According to preliminary data released Monday, the University of California admitted 8,488 more California residents than last year, which it attributes to both the end of the recession and an increase in state funding for the university. At UC Berkeley, only 12,226 of the 82,558, or 14.8 percent, freshman applicants to the campus received admission this year.
“Cal’s been my dream school for a while,” Jandhyala said. “I jumped up and started running around the house. I told my mom and she started calling all my relatives.”
The university has not yet released data on 2016 transfer admissions, as the transfer admissions process has not concluded, according to a UC press release. Including transfer students, however, UC Berkeley received a record 101,655 applications in 2015.
The release comes after a highly critical audit from the California State Auditor, which alleged that the university disadvantaged qualified California resident applicants by allowing less-qualified nonresidents to gain admission.
Last year, the release of 2015-16 admissions data was delayed until July in the midst of state budget negotiations. According to UC spokesperson Dianne Klein, this year’s numbers were not released in response to the audit.
“These are positive numbers for Californian enrollment (this year),” Klein said. “We wanted to put them out as soon as we got it.”
UC Berkeley’s acceptance rate dropped by about two percentage points from last year’s rate of roughly 17 percent. 18.3 percent of resident students received admission this year, while only 12.9 percent of domestic nonresident students and 7.3 percent of international students were admitted.
In addition, the average unweighted GPA for resident admits was 3.91, while the average for domestic nonresident admits was 3.94. The average SAT score was 2075 for admitted residents and 2237 for domestic nonresidents. Average composite ACT scores were 31 for residents and 34 for domestic nonresidents.
Universitywide, admission of freshman Chicano/Latino students increased to 32 percent of admitted students, up from 28.8 percent last year. The population of admitted African American students jumped 32 percent from last year as well.
In total, underrepresented-minority groups made up 37.2 percent of admitted freshmen. Similarly, students from low-income families composed 37.4 percent of the total number of freshman admits.
In response to the state audit, the university released a detailed rebuke, stating that instead of “watering down” admissions requirements for nonresidents, changes in admissions policy reflected a movement toward a more holistic process.
New for some of this year’s freshman applicants was the chance, at UC Berkeley’s discretion, to send in two letters of recommendation, one from a teacher and another from anyone the student selects.
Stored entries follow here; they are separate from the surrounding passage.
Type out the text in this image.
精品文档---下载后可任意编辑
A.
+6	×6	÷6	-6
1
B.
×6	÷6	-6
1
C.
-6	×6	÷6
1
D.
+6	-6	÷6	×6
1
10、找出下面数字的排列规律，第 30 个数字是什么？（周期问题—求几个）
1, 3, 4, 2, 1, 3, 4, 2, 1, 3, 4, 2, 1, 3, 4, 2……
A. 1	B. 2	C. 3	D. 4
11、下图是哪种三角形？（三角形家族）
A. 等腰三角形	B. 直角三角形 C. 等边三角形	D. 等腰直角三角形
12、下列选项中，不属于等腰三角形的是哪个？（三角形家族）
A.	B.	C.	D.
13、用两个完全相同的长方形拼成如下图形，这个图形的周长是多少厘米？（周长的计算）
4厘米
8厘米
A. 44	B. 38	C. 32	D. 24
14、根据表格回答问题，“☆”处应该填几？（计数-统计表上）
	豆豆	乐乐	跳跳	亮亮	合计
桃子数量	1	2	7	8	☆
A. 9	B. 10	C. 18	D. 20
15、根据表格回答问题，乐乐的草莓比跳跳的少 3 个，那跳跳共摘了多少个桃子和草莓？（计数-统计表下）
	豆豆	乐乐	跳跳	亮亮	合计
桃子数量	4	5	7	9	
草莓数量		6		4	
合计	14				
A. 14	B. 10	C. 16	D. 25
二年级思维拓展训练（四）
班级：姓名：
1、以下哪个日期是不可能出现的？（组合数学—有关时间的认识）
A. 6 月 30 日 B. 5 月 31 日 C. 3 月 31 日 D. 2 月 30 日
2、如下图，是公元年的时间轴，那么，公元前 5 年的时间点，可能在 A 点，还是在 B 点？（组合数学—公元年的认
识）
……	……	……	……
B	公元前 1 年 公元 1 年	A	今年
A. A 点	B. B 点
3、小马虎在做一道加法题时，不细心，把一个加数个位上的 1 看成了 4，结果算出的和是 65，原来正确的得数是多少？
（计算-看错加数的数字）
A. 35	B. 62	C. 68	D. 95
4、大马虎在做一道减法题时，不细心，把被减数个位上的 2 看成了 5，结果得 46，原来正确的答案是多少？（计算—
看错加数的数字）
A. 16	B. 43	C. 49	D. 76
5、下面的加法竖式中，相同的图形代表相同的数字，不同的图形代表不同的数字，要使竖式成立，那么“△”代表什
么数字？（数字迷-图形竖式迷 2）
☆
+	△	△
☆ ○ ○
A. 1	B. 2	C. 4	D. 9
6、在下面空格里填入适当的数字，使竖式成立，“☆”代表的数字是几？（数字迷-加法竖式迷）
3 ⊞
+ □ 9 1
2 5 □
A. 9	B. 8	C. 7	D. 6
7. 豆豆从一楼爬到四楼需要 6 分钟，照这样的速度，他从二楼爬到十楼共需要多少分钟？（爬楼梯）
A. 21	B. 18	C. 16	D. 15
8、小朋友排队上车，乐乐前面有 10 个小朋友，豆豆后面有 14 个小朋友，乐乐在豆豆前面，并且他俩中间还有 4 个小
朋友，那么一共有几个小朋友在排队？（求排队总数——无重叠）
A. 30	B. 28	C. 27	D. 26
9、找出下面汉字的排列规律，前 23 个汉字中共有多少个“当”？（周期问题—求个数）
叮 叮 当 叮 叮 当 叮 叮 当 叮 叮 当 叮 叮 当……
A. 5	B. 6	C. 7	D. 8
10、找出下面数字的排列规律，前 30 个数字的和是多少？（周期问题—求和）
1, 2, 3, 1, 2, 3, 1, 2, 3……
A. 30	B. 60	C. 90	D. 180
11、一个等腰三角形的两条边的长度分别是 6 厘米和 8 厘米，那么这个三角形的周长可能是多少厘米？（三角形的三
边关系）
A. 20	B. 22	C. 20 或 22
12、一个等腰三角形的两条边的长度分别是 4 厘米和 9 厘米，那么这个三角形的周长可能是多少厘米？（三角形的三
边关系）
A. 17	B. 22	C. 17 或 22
Jandhyala said he didn’t think he would have been admitted without the letters.
“A lot of really, really qualified people from my high school got rejected,” he said. “I think (the letters) improved the process in terms of making it more holistic.”
Jandhyala added, however, that he thought there was some validity in the audit’s assessment that some resident applicants were disadvantaged. But Sylvia Targ, an admit from Palo Alto High School, said she did not believe that the auditor’s report painted a full picture of the university’s enrollment practices.
“I feel like it’s one of those things that’s been blown up by the press and social media. All this speculation is exactly that — speculation,” Targ said. “College admissions are an enigma.”